At last my ears hear tiny heels clicking on the hard-composition floor paving the car-museum area. I leap up and put my paws on the sill created by the rolled-down window.
You should hear the screeching! You would think a colony of bats were abroad.
"No! No paw prints on the finish!" the crew screams, descending on me in a raving horde.
"Ugly damp pads."
They are lucky that I make my protest only with paw prints. There are other, even more corrosive ways of damaging prized human property, if I make myself clear?
Miss Temple does not help my cause.
"What has he done now?" she asks, clattering up to the car door I am desecrating.
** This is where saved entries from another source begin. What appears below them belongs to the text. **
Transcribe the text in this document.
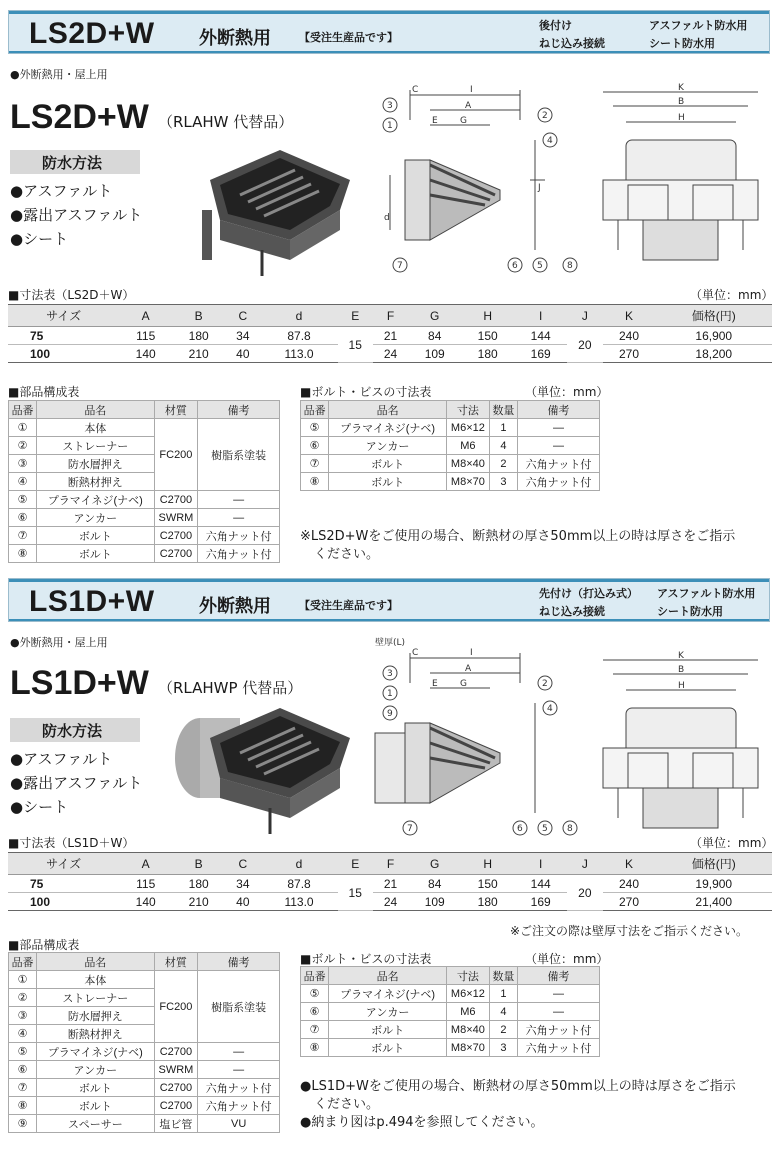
LS2D+W 外断熱用	【受注生産品です】
後付け
ねじ込み接続
アスファルト防水用
シート防水用
●外断熱用・屋上用
LS2D+W （RLAHW 代替品）
防水方法
●アスファルト
●露出アスファルト
●シート
3
1
2
4
7	6 5	8
C	I
A
E G
J
d
K
B
H
■寸法表（LS2D＋W）	（単位：mm）
サイズ	A	B	C	d	E	F	G	H	I	J	K	価格(円)
75	115	180	34	87.8	15	21	84	150	144	20	240	16,900
100	140	210	40	113.0		24	109	180	169		270	18,200
■部品構成表
品番	品名	材質	備考
①	本体	FC200	樹脂系塗装
②	ストレーナー		
③	防水層押え		
④	断熱材押え		
⑤	プラマイネジ(ナベ)	C2700	—
⑥	アンカー	SWRM	—
⑦	ボルト	C2700	六角ナット付
⑧	ボルト	C2700	六角ナット付
■ボルト・ビスの寸法表	（単位：mm）
品番	品名	寸法	数量	備考
⑤	プラマイネジ(ナベ)	M6×12	1	—
⑥	アンカー	M6	4	—
⑦	ボルト	M8×40	2	六角ナット付
⑧	ボルト	M8×70	3	六角ナット付
※LS2D+Wをご使用の場合、断熱材の厚さ50mm以上の時は厚さをご指示
ください。
LS1D+W 外断熱用	【受注生産品です】
先付け（打込み式）
ねじ込み接続
アスファルト防水用
シート防水用
●外断熱用・屋上用
LS1D+W （RLAHWP 代替品）
防水方法
●アスファルト
●露出アスファルト
●シート
3
1
9
2
4
7	6 5 8
壁厚(L)
C	I
A
E G
K
B
H
■寸法表（LS1D＋W）	（単位：mm）
サイズ	A	B	C	d	E	F	G	H	I	J	K	価格(円)
75	115	180	34	87.8	15	21	84	150	144	20	240	19,900
100	140	210	40	113.0		24	109	180	169		270	21,400
※ご注文の際は壁厚寸法をご指示ください。
■部品構成表
品番	品名	材質	備考
①	本体	FC200	樹脂系塗装
②	ストレーナー		
③	防水層押え		
④	断熱材押え		
⑤	プラマイネジ(ナベ)	C2700	—
⑥	アンカー	SWRM	—
⑦	ボルト	C2700	六角ナット付
⑧	ボルト	C2700	六角ナット付
⑨	スペーサー	塩ビ管	VU
■ボルト・ビスの寸法表	（単位：mm）
品番	品名	寸法	数量	備考
⑤	プラマイネジ(ナベ)	M6×12	1	—
⑥	アンカー	M6	4	—
⑦	ボルト	M8×40	2	六角ナット付
⑧	ボルト	M8×70	3	六角ナット付
●LS1D+Wをご使用の場合、断熱材の厚さ50mm以上の時は厚さをご指示
ください。
●納まり図はp.494を参照してください。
"He was sitting in the backseat nice as pie," the trainer explains, "then he was up on his hind feet looking around."
Miss Temple, to give her credit, examines the scene of the crime by walking around my car.
"Maybe he's upset because this other male cat is hogging the backseat of the neighboring vehicle. I thought Louie and Yvette were the focus of the commercials. What's Maurice doing here?"
Way to go! Keep those legal beagle tough questions coming.
On the seat beside me, the Divine Yvette bestirs herself. "Is that nasty Maurice causing problems, Louie? I do not like him. He is a bad boy!"
My heart glows to hear my rival dismissed by the one who counts.
"Do not flutter your furs, my dear," I return in my manliest swaggering tone. "My mistress will make Vienna sausage out of him, with no Great Poop-on to ease the transition."
The animal trainer comes to loom over Miss Temple, which is not hard to do even when she is wearing high heels, which only make her a feisty but tottery five-feet-three.